O economista americano Albert Fishlow, que criou o Centro de Estudos Brasileiros da Universidade de Colúmbia, dedica-se a uma pesquisa interessante. Ele pretende demonstrar que a principal alavanca da estabilidade política e econômica do Brasil foi o Judiciário — com o concurso do Ministério Público — que ele considera, no formato brasileiro, a principal invenção da Constituição de 1988.
Haverá quem discorde de Fishlow, mas não quem duvide que o Judiciário hoje é um poder de Estado que também governa o país. Os juízes desceram, voluntariamente ou não, da sua torre de marfim, tiveram seu trabalho desmistificado, viraram personagens do noticiário — seja como pop stars, seja como acusados de alguma coisa. Mais prestígio, mais problemas.
Ora sob aplausos, ora sob vaias, a cabeça do sistema, o Supremo Tribunal Federal bateu recordes de audiência no ano que passou. Em 2009, não será diferente. O tribunal vai aprofundar as garantias dos direitos fundamentais de caráter positivo (saúde, educação e direitos sociais em geral). Vai ser saudado por especialistas pela coragem, mas espantará quem pensa, por exemplo, que restringir uso de algemas é defender o crime.
A fricção com o Legislativo vai se agravar. O tribunal continuará suprindo as omissões nas normas escritas para assegurar direitos que não podem ser exercitados por falta de lei. No campo da política e da administração pública, obrigações até agora ignoradas passarão a ser cobradas.

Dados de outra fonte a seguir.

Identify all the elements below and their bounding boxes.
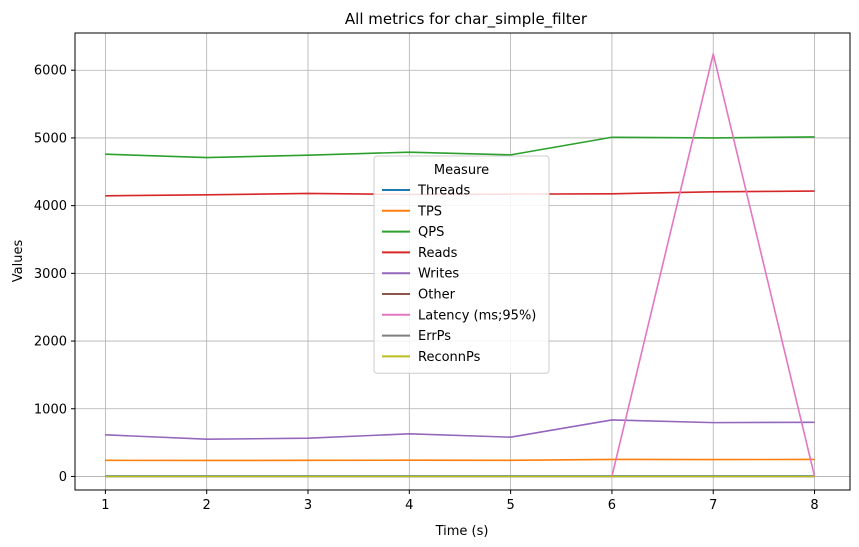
x-tick-label: 8	[810, 498, 818, 513]
legend-entry: ReconnPs	[418, 350, 481, 365]
legend-entry: Writes	[418, 267, 459, 282]
legend-entry: TPS	[417, 204, 442, 219]
series-layer	[105, 53, 816, 478]
y-tick-label: 6000	[34, 64, 67, 79]
axis-ticks: 1 2 3 4 5 6 7 8 0 1000 2000 3000 4000 5000 6000	[34, 64, 819, 513]
legend-title: Measure	[434, 163, 489, 178]
y-tick-label: 3000	[34, 267, 67, 282]
series-line-qps	[105, 136, 815, 159]
y-tick-label: 0	[59, 470, 67, 485]
plot-frame	[74, 32, 851, 491]
legend-box	[373, 155, 550, 374]
legend-entry: ErrPs	[418, 329, 451, 344]
x-tick-label: 7	[709, 498, 717, 513]
x-tick-label: 1	[101, 498, 109, 513]
chart-title: All metrics for char_simple_filter	[345, 10, 588, 29]
y-tick-label: 1000	[34, 402, 67, 417]
y-tick-label: 5000	[34, 131, 67, 146]
legend-entry: Reads	[418, 246, 458, 261]
x-tick-label: 3	[304, 498, 312, 513]
y-tick-label: 2000	[34, 335, 67, 350]
x-tick-label: 6	[608, 498, 616, 513]
y-tick-label: 4000	[34, 199, 67, 214]
y-axis-label: Values	[11, 240, 26, 283]
legend-entry: Threads	[417, 184, 470, 199]
x-tick-label: 4	[405, 498, 413, 513]
series-line-writes	[105, 419, 815, 441]
x-tick-label: 2	[203, 498, 211, 513]
legend-entry: Other	[418, 288, 456, 303]
legend-entry: Latency (ms;95%)	[418, 308, 536, 323]
x-tick-label: 5	[506, 498, 514, 513]
legend: Measure Threads TPS QPS Reads Writes Other Late…	[373, 155, 550, 374]
legend-entry: QPS	[418, 225, 444, 240]
x-axis-label: Time (s)	[435, 524, 489, 539]
series-line-tps	[105, 458, 815, 462]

Esse exercício de futurologia é possível por duas razões: por ser desdobramento de uma trilha que os ministros passaram a empreender nos anos recentes e porque a segurança jurídica deixou de ser uma abstração no país.
Outra previsão fácil de fazer: o sistema judicial vai começar a se livrar de sua maior humilhação, que é a longa demora para resolver conflitos simples e o enorme volume de processos. Finalmente, a escalada, que por décadas faz com que o estoque de processos só aumente, vai inverter. As súmulas vinculantes do STF e o bloqueio de recursos repetitivos no Superior Tribunal de Justiça vão mostrar a que vieram.

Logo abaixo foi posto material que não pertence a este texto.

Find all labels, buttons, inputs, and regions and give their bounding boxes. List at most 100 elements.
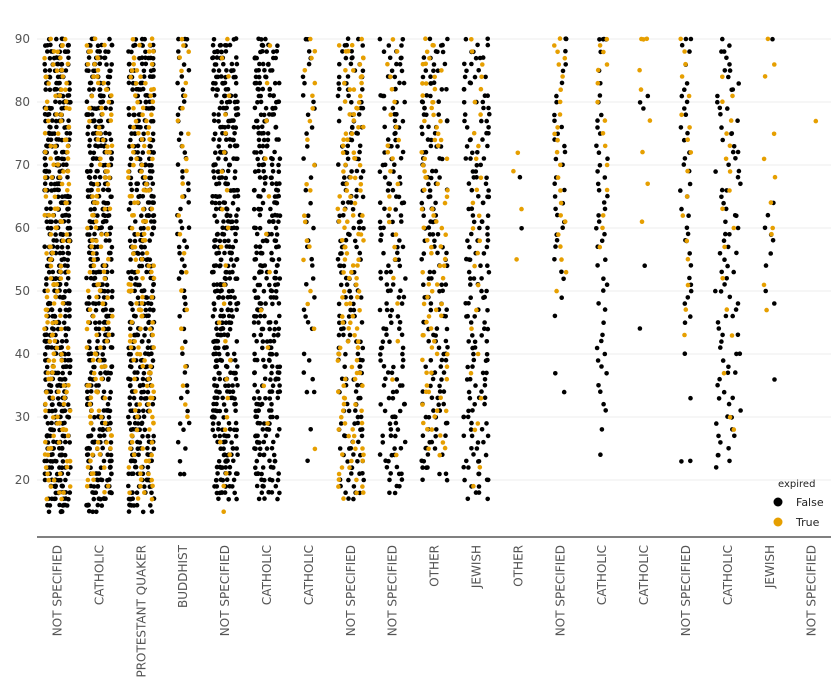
data-point <box>479 118 484 124</box>
data-point <box>144 118 149 124</box>
data-point <box>176 244 182 250</box>
data-point <box>106 99 112 105</box>
data-point <box>377 452 383 457</box>
data-point <box>343 49 349 54</box>
data-point <box>142 358 147 363</box>
data-point <box>234 213 239 218</box>
data-point <box>466 408 471 414</box>
data-point <box>105 483 111 489</box>
data-point <box>433 333 439 338</box>
data-point <box>65 156 71 161</box>
data-point <box>220 225 225 231</box>
data-point <box>212 376 217 382</box>
data-point <box>52 206 58 212</box>
data-point <box>341 496 346 501</box>
data-point <box>51 351 57 357</box>
data-point <box>210 421 216 426</box>
data-point <box>433 168 439 174</box>
data-point <box>428 383 433 389</box>
data-point <box>149 62 155 67</box>
data-point <box>421 251 427 256</box>
data-point <box>227 42 233 48</box>
data-point <box>226 74 231 79</box>
data-point <box>430 168 435 174</box>
data-point <box>388 427 394 432</box>
data-point <box>604 187 610 193</box>
data-point <box>92 206 97 212</box>
data-point <box>485 326 491 332</box>
data-point <box>595 80 601 86</box>
data-point <box>211 169 216 174</box>
data-point <box>92 414 97 420</box>
data-point <box>393 414 398 420</box>
data-point <box>148 144 153 149</box>
data-point <box>340 150 346 155</box>
data-point <box>180 181 185 186</box>
data-point <box>176 36 181 42</box>
data-point <box>381 364 387 369</box>
data-point <box>130 143 135 149</box>
data-point <box>260 345 265 351</box>
data-point <box>103 169 109 174</box>
data-point <box>126 270 131 275</box>
data-point <box>437 175 442 180</box>
data-point <box>432 74 438 80</box>
data-point <box>391 364 396 370</box>
data-point <box>98 100 103 105</box>
data-point <box>58 231 64 237</box>
data-point <box>474 446 480 451</box>
data-point <box>130 427 136 432</box>
data-point <box>311 326 317 332</box>
data-point <box>356 289 362 294</box>
data-point <box>84 275 89 281</box>
data-point <box>724 307 730 312</box>
data-point <box>221 301 227 307</box>
data-point <box>212 433 218 439</box>
data-point <box>258 313 263 319</box>
data-point <box>421 225 427 231</box>
data-point <box>105 401 111 407</box>
data-point <box>260 61 266 67</box>
data-point <box>336 162 341 167</box>
data-point <box>558 244 563 249</box>
data-point <box>90 238 95 243</box>
data-point <box>91 440 97 445</box>
data-point <box>713 465 719 470</box>
data-point <box>107 238 112 243</box>
data-point <box>44 282 49 287</box>
data-point <box>48 137 54 143</box>
data-point <box>175 118 181 123</box>
data-point <box>107 490 113 495</box>
data-point <box>360 446 365 451</box>
data-point <box>341 137 346 142</box>
data-point <box>45 43 50 48</box>
data-point <box>55 49 60 55</box>
data-point <box>139 55 145 60</box>
data-point <box>96 408 102 414</box>
data-point <box>85 465 91 470</box>
data-point <box>92 36 98 42</box>
data-point <box>360 68 366 74</box>
data-point <box>342 207 348 212</box>
data-point <box>233 106 238 111</box>
data-point <box>89 93 95 99</box>
data-point <box>149 231 155 237</box>
data-point <box>228 370 233 376</box>
data-point <box>679 112 684 118</box>
data-point <box>601 276 606 282</box>
data-point <box>348 446 354 451</box>
data-point <box>132 339 137 344</box>
data-point <box>604 162 610 168</box>
data-point <box>685 231 691 237</box>
data-point <box>176 276 182 281</box>
data-point <box>730 313 735 319</box>
data-point <box>176 137 182 143</box>
data-point <box>253 446 258 452</box>
data-point <box>722 244 727 250</box>
data-point <box>95 144 101 149</box>
data-point <box>688 263 694 268</box>
data-point <box>100 307 106 313</box>
data-point <box>95 55 101 61</box>
data-point <box>179 345 185 351</box>
data-point <box>51 62 56 67</box>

Esse processo de racionalização foi semeado por Gilmar Mendes antes de chegar ao STF. Primeiro com projetos de leis, depois com a mudança da Constituição, seguida de inovações no regimento interno do Supremo e agora se completa com a recriação do Conselho Nacional de Justiça — que passa a trabalhar na uniformização de procedimentos dos tribunais, todos construídos pelo mesmo arquiteto que projetou a Torre de Babel.
É evidente que a imprensa continuará empenhada em discutir bobagens como um ou outro Habeas Corpus para alguém impopular ou fará grande estardalhaço com uma decisão ridícula como foi a mera aceitação de denúncia no caso do mensalão. Mas, para um país que só prestava atenção em futebol, novela e religião, convenha-se, é um avanço extraordinário passar a debater decisões do STF, o papel da Polícia Federal ou o significado do direito de defesa.
Nessa gigantesca sala de aula, não é só a população que tem assento. Também juízes, promotores e advogados vivem seu aprendizado. Ao mesmo tempo em que a vida do país judicializa-se, o Judiciário se politiza. Ou seja: cada vez mais a Justiça interfere nas relações sociais, mas a magistratura já não é um corpo isolado da sociedade. Fiscalizados de perto pela população, os juízes agora preocupam-se com a repercussão de suas decisões.
O ano de 2009 ainda será um tempo de transição. Ao mesmo tempo em que mudanças menos recentes se consolidarão, haverá conflitos que se vão radicalizar, como os que foram personificados em 2008 por Gilmar Mendes e Fausto de Sanctis. Mas, para o bem e para o mal, são fases que precisam ser vividas para que a tese de Fishlow se confirme.